Mostra su Rialto con un appello «Istituzioni, parlate con i cittadini»

Sabato l'inaugurazione dell'esposzione organizzata dall'associazione Rialto Novo. Tuttavia i Musei Civici non si fanno sentire e cresce il senso di abbandono

VENEZIA. Il 25 marzo 421 nasce Venezia. Per celebrare la data mitica della fondazione della città, l’associazione Rialto Novo inaugura sabato 23 alle 10 all’Archivio di Stato la mostra Rialto. Centro di una “economia mondo” con 35 documenti, per la maggior parte inediti, e un tour speciale nell’area realtina su prenotazione obbligatoria (rialtovisite@gmail.com). L’esposizione, a cura di Donatella Calabi, Luca Molá e Paolo Morachiello con un catalogo di Supernova, sarà aperta al pubblico dal 25 al 5 aprile. È un viaggio nel mercato, nei traffici economici e nella realizzazione del Ponte di Rialto.

Come promesso all’incontro all’Ateneo Veneto sul futuro di Rialto, prosegue l’impegno di tanti cittadini che chiedono alle istituzioni un aiuto per riqualificare il Mercato del Pesce.


Tuttavia, l’amministrazione tace, in particolare i Musei Civici.

Da mesi uno zoccolo duro di persone che hanno preso a cuore la missione Rialto (dal pescivendolo Andrea Vio, passando per Gabriella Giaretta di Rialto Novo e Iginio Mascari del negozio di spezie e degli stessi curatori) sta infatti lavorando senza sosta affinché si crei un dialogo tra veneziani e istituzioni per attuare il progetto di riordino e miglioramento della Pescheria e per preparare un business plan per il Museo del commercio della Serenissima. All’entusiasmo popolare di far rivivere il cuore di Venezia unendo arte e cibo, dimostrato anche da una raccolta che sta sfiorando le 4500 firme, c’è il silenzio tombale dell’amministrazione e della Fondazione Musei Civici, assenti all’Ateneo Veneto.

Se però, a detta dei portavoce, lo scorso 8 gennaio il sindaco Luigi Brugnaro si era dimostrato aperto alle idee dei cittadini, non sì può dire lo stesso per la Fondazione che non ha mai risposto alle richieste di incontro né del comitato Rialto Novo, né dei curatori della mostra, lasciando un vuoto che inizia a creare disagio.

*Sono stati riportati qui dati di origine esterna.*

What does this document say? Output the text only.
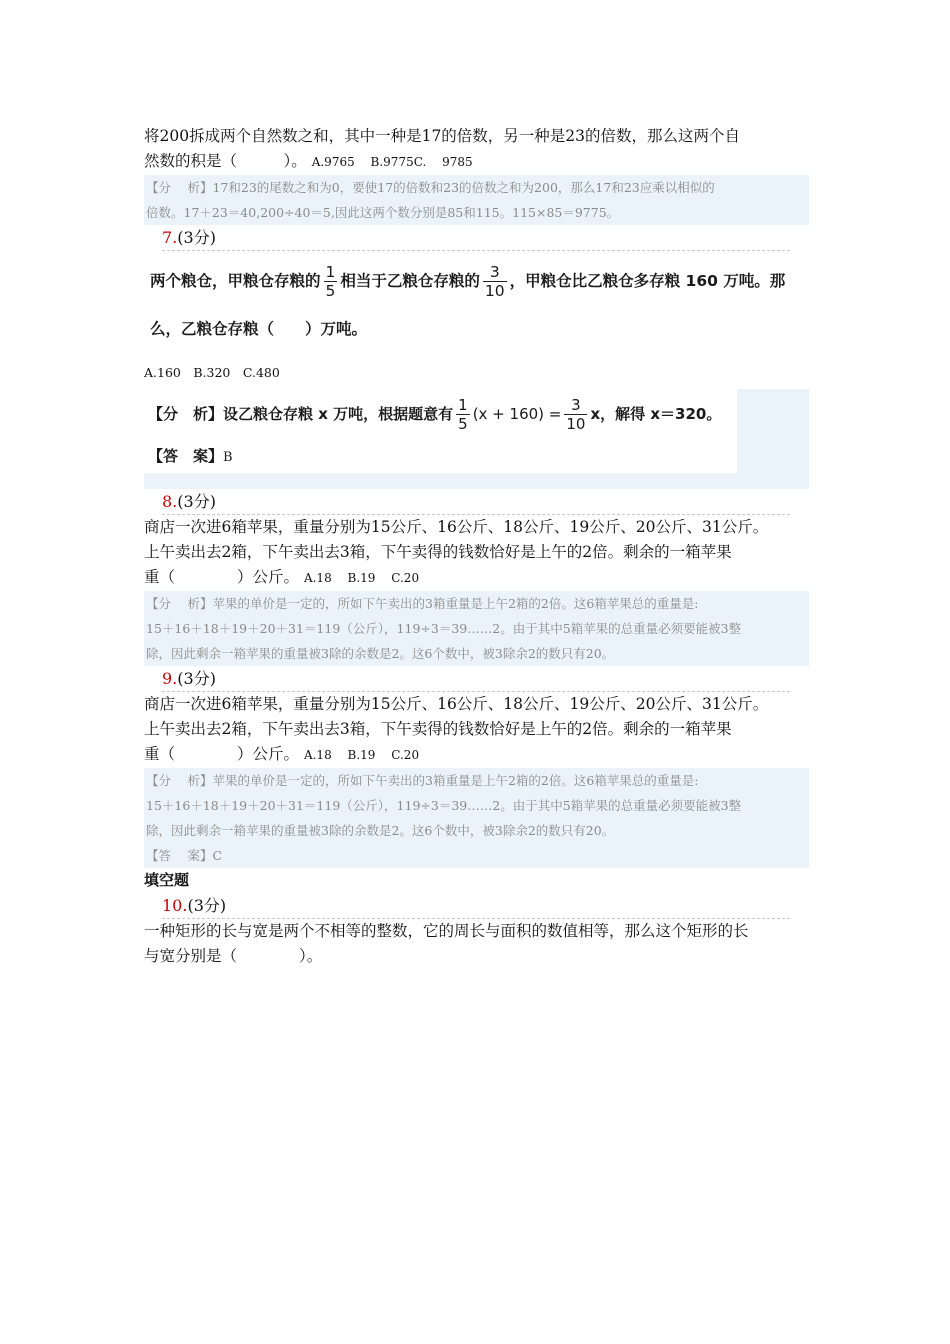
将200拆成两个自然数之和，其中一种是17的倍数，另一种是23的倍数，那么这两个自
然数的积是（　　　）。 A.9765　 B.9775C.　 9785

【分　 析】17和23的尾数之和为0，要使17的倍数和23的倍数之和为200，那么17和23应乘以相似的
倍数。17＋23＝40,200÷40＝5,因此这两个数分别是85和115。115×85＝9775。
7.(3分)
两个粮仓，甲粮仓存粮的 $\frac{1}{5}$ 相当于乙粮仓存粮的 $\frac{3}{10}$ ，甲粮仓比乙粮仓多存粮 160 万吨。那
么，乙粮仓存粮（　　）万吨。
A.160　B.320　C.480
【分　析】设乙粮仓存粮 x 万吨，根据题意有 $\frac{1}{5} (x + 160) = \frac{3}{10}$ x，解得 x＝320。
【答　案】B
8.(3分)

商店一次进6箱苹果，重量分别为15公斤、16公斤、18公斤、19公斤、20公斤、31公斤。
上午卖出去2箱，下午卖出去3箱，下午卖得的钱数恰好是上午的2倍。剩余的一箱苹果
重（　　　　）公斤。 A.18　 B.19　 C.20

【分　 析】苹果的单价是一定的，所如下午卖出的3箱重量是上午2箱的2倍。这6箱苹果总的重量是:
15＋16＋18＋19＋20＋31＝119（公斤），119÷3＝39……2。由于其中5箱苹果的总重量必须要能被3整
除，因此剩余一箱苹果的重量被3除的余数是2。这6个数中，被3除余2的数只有20。
9.(3分)

商店一次进6箱苹果，重量分别为15公斤、16公斤、18公斤、19公斤、20公斤、31公斤。
上午卖出去2箱，下午卖出去3箱，下午卖得的钱数恰好是上午的2倍。剩余的一箱苹果
重（　　　　）公斤。 A.18　 B.19　 C.20

【分　 析】苹果的单价是一定的，所如下午卖出的3箱重量是上午2箱的2倍。这6箱苹果总的重量是:
15＋16＋18＋19＋20＋31＝119（公斤），119÷3＝39……2。由于其中5箱苹果的总重量必须要能被3整
除，因此剩余一箱苹果的重量被3除的余数是2。这6个数中，被3除余2的数只有20。
【答　 案】C

填空题

10.(3分)

一种矩形的长与宽是两个不相等的整数，它的周长与面积的数值相等，那么这个矩形的长
与宽分别是（　　　　）。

«Noi non parliamo politichese» tuona Iginio Mascari della bottega di spezie «C’è bisogno che il sindaco ci dica come vuole procedere, ma soprattutto che i Musei rispondano. Che ci dicano che cosa vogliono fare senza prenderci in giro». Da poco la Fondazione ha restaurato la Loggia sopra la Pescheria, risvegliando nei cittadini il desiderio mai assopito di dedicare quello spazio a un museo del commercio di Venezia, in particolare dell’area realtina.

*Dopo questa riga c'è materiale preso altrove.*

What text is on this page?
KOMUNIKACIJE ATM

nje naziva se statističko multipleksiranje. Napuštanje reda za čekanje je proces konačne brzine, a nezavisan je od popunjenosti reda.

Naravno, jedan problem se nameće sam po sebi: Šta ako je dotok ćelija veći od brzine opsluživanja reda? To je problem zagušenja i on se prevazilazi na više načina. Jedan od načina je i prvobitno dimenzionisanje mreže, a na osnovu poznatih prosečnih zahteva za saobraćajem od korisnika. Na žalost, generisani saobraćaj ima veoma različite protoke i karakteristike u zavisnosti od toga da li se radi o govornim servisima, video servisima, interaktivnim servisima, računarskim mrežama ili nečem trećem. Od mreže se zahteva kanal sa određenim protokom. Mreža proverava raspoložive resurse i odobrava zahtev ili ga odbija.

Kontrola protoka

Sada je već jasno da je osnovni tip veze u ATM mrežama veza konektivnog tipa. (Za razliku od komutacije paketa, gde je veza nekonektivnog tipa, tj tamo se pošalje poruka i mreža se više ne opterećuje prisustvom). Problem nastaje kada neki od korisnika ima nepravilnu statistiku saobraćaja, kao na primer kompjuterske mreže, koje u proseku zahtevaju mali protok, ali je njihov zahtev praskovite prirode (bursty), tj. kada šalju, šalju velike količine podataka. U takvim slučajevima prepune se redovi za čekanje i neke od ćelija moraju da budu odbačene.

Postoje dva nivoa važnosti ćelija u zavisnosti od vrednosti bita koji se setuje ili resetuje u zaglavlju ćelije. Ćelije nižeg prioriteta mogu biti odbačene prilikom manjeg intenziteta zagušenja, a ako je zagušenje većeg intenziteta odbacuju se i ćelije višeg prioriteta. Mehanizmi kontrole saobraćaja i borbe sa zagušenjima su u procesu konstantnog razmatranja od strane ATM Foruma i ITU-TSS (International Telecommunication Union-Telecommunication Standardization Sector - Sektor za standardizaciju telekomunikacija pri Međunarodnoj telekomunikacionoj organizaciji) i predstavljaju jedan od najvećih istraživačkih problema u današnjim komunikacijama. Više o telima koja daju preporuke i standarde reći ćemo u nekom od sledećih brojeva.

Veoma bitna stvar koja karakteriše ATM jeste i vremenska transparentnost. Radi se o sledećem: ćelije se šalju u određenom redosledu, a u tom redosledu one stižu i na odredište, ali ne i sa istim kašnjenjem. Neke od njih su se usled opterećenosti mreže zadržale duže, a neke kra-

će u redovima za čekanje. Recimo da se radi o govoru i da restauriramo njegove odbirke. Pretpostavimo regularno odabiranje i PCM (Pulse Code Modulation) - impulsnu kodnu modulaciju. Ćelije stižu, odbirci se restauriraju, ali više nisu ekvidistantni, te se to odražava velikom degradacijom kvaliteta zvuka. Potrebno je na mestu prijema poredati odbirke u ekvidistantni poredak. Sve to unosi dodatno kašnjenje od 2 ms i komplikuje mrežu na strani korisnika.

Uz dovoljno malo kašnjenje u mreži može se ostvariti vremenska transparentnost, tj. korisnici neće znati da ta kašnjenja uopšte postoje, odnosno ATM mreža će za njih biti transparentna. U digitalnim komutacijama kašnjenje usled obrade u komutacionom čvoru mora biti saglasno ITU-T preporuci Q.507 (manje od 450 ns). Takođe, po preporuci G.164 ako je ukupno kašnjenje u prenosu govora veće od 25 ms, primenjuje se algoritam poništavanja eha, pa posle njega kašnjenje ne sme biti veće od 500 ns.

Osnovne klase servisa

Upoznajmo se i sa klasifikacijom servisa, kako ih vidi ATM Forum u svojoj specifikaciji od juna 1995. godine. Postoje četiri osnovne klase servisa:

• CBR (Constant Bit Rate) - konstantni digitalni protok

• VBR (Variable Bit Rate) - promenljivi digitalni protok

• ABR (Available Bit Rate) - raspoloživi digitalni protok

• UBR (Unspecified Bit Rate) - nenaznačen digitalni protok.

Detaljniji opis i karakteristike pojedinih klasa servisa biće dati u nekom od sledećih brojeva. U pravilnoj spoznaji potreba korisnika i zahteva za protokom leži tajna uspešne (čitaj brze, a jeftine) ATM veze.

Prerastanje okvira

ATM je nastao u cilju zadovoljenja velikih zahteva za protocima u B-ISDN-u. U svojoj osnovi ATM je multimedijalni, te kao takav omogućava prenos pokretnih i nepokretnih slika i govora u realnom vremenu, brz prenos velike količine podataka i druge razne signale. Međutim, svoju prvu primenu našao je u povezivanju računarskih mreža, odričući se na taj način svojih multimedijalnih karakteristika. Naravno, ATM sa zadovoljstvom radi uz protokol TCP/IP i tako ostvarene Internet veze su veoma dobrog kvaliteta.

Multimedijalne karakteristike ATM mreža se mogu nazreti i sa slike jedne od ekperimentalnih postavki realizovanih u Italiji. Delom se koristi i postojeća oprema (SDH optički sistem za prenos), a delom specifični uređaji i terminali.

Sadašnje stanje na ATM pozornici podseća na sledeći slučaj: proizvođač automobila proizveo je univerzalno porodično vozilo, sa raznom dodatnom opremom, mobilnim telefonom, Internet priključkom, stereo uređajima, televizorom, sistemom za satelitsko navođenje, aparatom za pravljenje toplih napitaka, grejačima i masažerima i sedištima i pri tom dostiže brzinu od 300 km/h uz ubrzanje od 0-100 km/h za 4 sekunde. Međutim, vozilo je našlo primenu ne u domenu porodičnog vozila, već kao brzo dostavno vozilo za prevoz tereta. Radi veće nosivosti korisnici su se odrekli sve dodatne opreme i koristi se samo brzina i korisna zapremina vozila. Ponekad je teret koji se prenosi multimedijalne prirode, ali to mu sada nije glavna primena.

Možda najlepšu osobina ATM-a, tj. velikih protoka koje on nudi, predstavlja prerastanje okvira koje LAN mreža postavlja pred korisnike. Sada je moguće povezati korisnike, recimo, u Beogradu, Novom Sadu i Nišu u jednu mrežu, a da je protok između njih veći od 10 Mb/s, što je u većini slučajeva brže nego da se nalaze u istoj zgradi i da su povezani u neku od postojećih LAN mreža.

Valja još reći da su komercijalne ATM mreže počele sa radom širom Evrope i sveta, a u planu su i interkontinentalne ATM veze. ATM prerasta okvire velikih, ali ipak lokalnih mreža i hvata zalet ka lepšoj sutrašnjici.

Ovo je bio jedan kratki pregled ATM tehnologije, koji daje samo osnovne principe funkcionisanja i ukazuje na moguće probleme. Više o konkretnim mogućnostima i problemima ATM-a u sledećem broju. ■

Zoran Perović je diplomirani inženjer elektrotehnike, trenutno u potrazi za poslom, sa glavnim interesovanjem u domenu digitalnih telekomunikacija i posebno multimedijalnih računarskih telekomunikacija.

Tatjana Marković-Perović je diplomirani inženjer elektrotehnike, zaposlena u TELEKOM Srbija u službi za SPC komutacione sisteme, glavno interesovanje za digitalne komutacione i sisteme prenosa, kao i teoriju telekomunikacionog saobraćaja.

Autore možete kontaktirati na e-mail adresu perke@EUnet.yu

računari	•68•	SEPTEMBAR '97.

Il gruppo che sta portando avanti il progetto di riqualificazione dell’area, afferma che prima di arrivare a discutere di questo, si possano comunque fare tante altre cose, per esempio dare il plateatico libero alla domenica per organizzare mercatini di artigianati e tante altre iniziative, ma non solo. «Il Comune per il Carnevale ha concesso che si potesse cucinare il pesce cotto per alcuni giorni, perché non riproporlo con il nostro pesce e le nostre ricette?» spiega il pescivendolo Andrea Vio «Chiediamo che questa città faccia qualcosa per chi la difende e per chi la ama, ma assistiamo alla multa della Legatoria Polliero per un’insegna e, ora, al ricalcolo retroattivo dell’acqua a partire dal primo gennaio 2018. Ci è appena arrivata una bolletta di acqua da 1600 euro. Ci aiutano o ci vogliono uccidere?».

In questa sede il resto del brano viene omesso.